Money -- or more specifically lack thereof -- can be a major source of marital strife. And don't assume that "If I were a Rich Man," all these problems would disappear. The reality is much more complex. There are particular struggles in being poor as well as unique challenges to being wealthy. Ethics of Our Fathers advises, "The more property, the more worries," as any homeowner can attest to. While plenty of discussions about money get stuck on quantity, money's psychological impact on our lives and relationships may be a more central issue, and the real battleground.
As with so much in our lives, our parents' attitudes towards money have shaped ours. Take Sharon. Her parents constantly fought about money. Her father had many harebrained schemes that were going to make them rich. Despite his efforts, his dreams went unrealized, the bills began to pile up, and Sharon's parents continued to fight. Now Sharon is happily married to David, a stockbroker with a steady income. But if he ever speaks of a hot tip that will be their ticket to instant wealth, Sharon explodes. It's not rational and it's not David's fault. It's old money memories and associations being triggered today.
Perhaps your mother worried constantly about the bills. The atmosphere in your home was tight and constricted. Now that you're on your own, you're reveling in the joy of spending your money -- perhaps beyond your income. Maybe your husband asks you to tone it down a little, and immediately you're transported back to mother and her overbearing restrictions and fears.
Until we understand them, our attitudes toward money and its role in our marriages will be tainted by our early childhood experiences.
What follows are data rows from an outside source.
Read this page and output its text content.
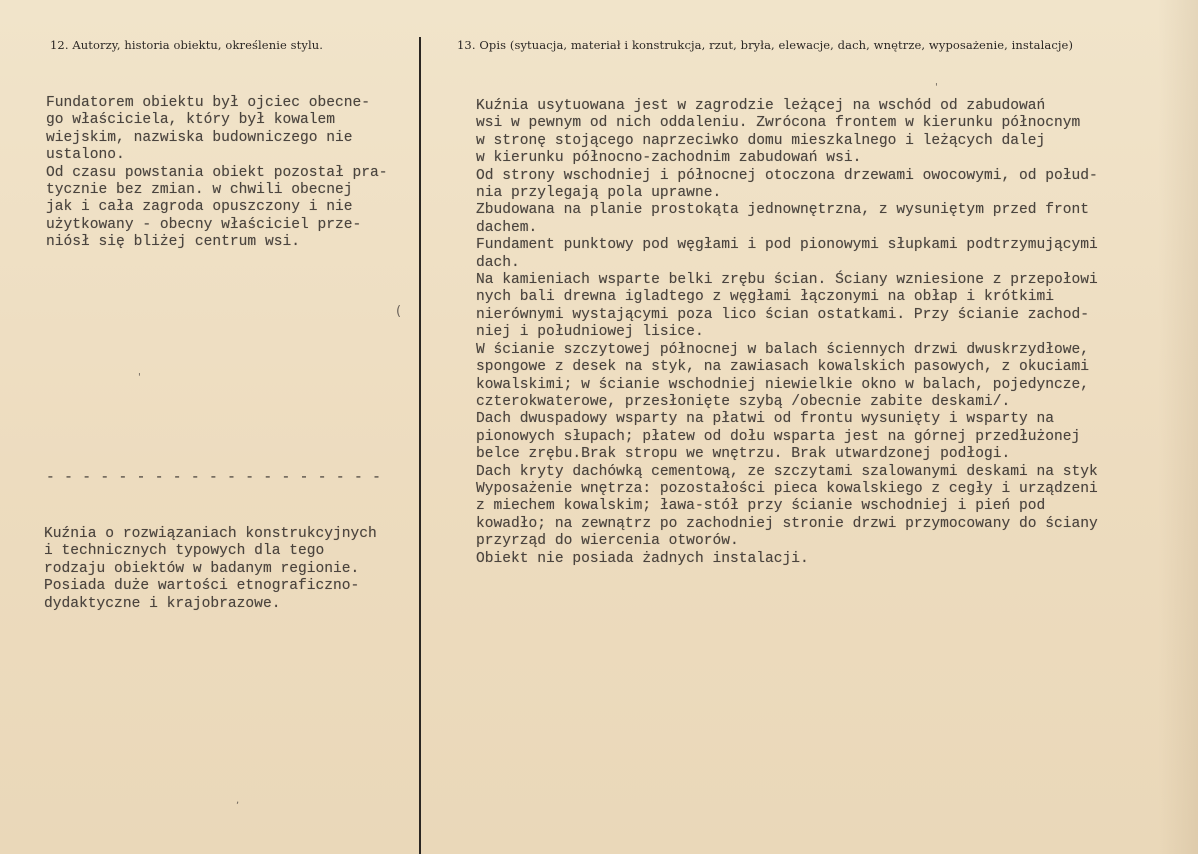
12. Autorzy, historia obiektu, określenie stylu.	13. Opis (sytuacja, materiał i konstrukcja, rzut, bryła, elewacje, dach, wnętrze, wyposażenie, instalacje)
Fundatorem obiektu był ojciec obecne-
go właściciela, który był kowalem
wiejskim, nazwiska budowniczego nie
ustalono.
Od czasu powstania obiekt pozostał pra-
tycznie bez zmian. w chwili obecnej
jak i cała zagroda opuszczony i nie
użytkowany - obecny właściciel prze-
niósł się bliżej centrum wsi.
- - - - - - - - - - - - - - - - - - -
Kuźnia o rozwiązaniach konstrukcyjnych
i technicznych typowych dla tego
rodzaju obiektów w badanym regionie.
Posiada duże wartości etnograficzno-
dydaktyczne i krajobrazowe.
Kuźnia usytuowana jest w zagrodzie leżącej na wschód od zabudowań
wsi w pewnym od nich oddaleniu. Zwrócona frontem w kierunku północnym
w stronę stojącego naprzeciwko domu mieszkalnego i leżących dalej
w kierunku północno-zachodnim zabudowań wsi.
Od strony wschodniej i północnej otoczona drzewami owocowymi, od połud-
nia przylegają pola uprawne.
Zbudowana na planie prostokąta jednownętrzna, z wysuniętym przed front
dachem.
Fundament punktowy pod węgłami i pod pionowymi słupkami podtrzymującymi
dach.
Na kamieniach wsparte belki zrębu ścian. Ściany wzniesione z przepołowi
nych bali drewna igladtego z węgłami łączonymi na obłap i krótkimi
nierównymi wystającymi poza lico ścian ostatkami. Przy ścianie zachod-
niej i południowej lisice.
W ścianie szczytowej północnej w balach ściennych drzwi dwuskrzydłowe,
spongowe z desek na styk, na zawiasach kowalskich pasowych, z okuciami
kowalskimi; w ścianie wschodniej niewielkie okno w balach, pojedyncze,
czterokwaterowe, przesłonięte szybą /obecnie zabite deskami/.
Dach dwuspadowy wsparty na płatwi od frontu wysunięty i wsparty na
pionowych słupach; płatew od dołu wsparta jest na górnej przedłużonej
belce zrębu.Brak stropu we wnętrzu. Brak utwardzonej podłogi.
Dach kryty dachówką cementową, ze szczytami szalowanymi deskami na styk
Wyposażenie wnętrza: pozostałości pieca kowalskiego z cegły i urządzeni
z miechem kowalskim; ława-stół przy ścianie wschodniej i pień pod
kowadło; na zewnątrz po zachodniej stronie drzwi przymocowany do ściany
przyrząd do wiercenia otworów.
Obiekt nie posiada żadnych instalacji.
(
'
,
'
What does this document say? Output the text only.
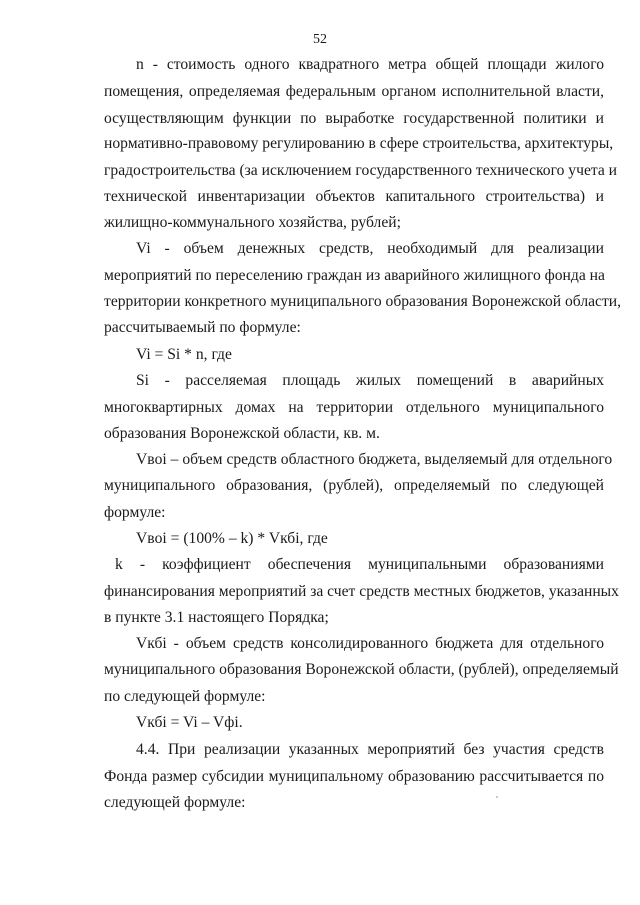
52
n - стоимость одного квадратного метра общей площади жилого
помещения, определяемая федеральным органом исполнительной власти,
осуществляющим функции по выработке государственной политики и
нормативно-правовому регулированию в сфере строительства, архитектуры,
градостроительства (за исключением государственного технического учета и
технической инвентаризации объектов капитального строительства) и
жилищно-коммунального хозяйства, рублей;
Vi - объем денежных средств, необходимый для реализации
мероприятий по переселению граждан из аварийного жилищного фонда на
территории конкретного муниципального образования Воронежской области,
рассчитываемый по формуле:
Vi = Si * n, где
Si - расселяемая площадь жилых помещений в аварийных
многоквартирных домах на территории отдельного муниципального
образования Воронежской области, кв. м.
Vвoi – объем средств областного бюджета, выделяемый для отдельного
муниципального образования, (рублей), определяемый по следующей
формуле:
Vвoi = (100% – k) * Vкбi, где
k - коэффициент обеспечения муниципальными образованиями
финансирования мероприятий за счет средств местных бюджетов, указанных
в пункте 3.1 настоящего Порядка;
Vкбi - объем средств консолидированного бюджета для отдельного
муниципального образования Воронежской области, (рублей), определяемый
по следующей формуле:
Vкбi = Vi – Vфi.
4.4. При реализации указанных мероприятий без участия средств
Фонда размер субсидии муниципальному образованию рассчитывается по
следующей формуле:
Maybe your father was a spendthrift, enjoying the latest "toys" but a little cavalier about the phone bill. You've become very adept at saving, and saving, and saving. Your wife wants you to "live a little" and the thought is terrifying.
The past shapes the present and until we understand them, our attitudes toward money and its role in our marriages will be tainted by our early childhood experiences. It's not your spouse you're reacting to; it's your mother or father. If you don't recognize that, it can lead to serious marital discord.
Money is intrinsically neutral, but it can mean so much. It can be a source of security or anxiety. It can be an opportunity for power or a reminder of impotence. It can be used to improve lives or destroy them. It can lead to greater freedom or serve as a yoke around our necks. And just as our parents' attitudes affected us, our attitudes will impact our children. If we recognize and eradicate our own "shtick" about money, we won't have to bequeath it to our children.
So take a few moments and examine what attitudes you're unconsciously teaching. I suggest asking yourself these questions. Do it with your partner -- it's a lot more interactive than seeing a movie on "date night."
- What is your earliest memory connected to money? (That doll you wanted but never got, your parents quarreling, your great uncles pinching your cheek and giving you a dollar etc.)
- What did your mother teach you about money -- by her actions, by her words?
- How about your father?
- Did your parents do something with their money that you respected?
- Did they do something you disliked or that embarrassed you? (Something deeper than that gaudy living room furniture.)
- How do you feel when you have a lot of money? A small amount? Did the atmosphere in your home change accordingly?
- How much money do you want?
The answers probably won't change the balance in your bank account but they may provide a deeper understanding that could ease the tensions surrounding this issue. There's no real connection between wealth and happiness ("Who is the happy person? One who takes joy in his lot." Ethics of the Fathers, 4:1) but there does seem to be a significant link between figuring out your emotional relationship to money and true peace of mind.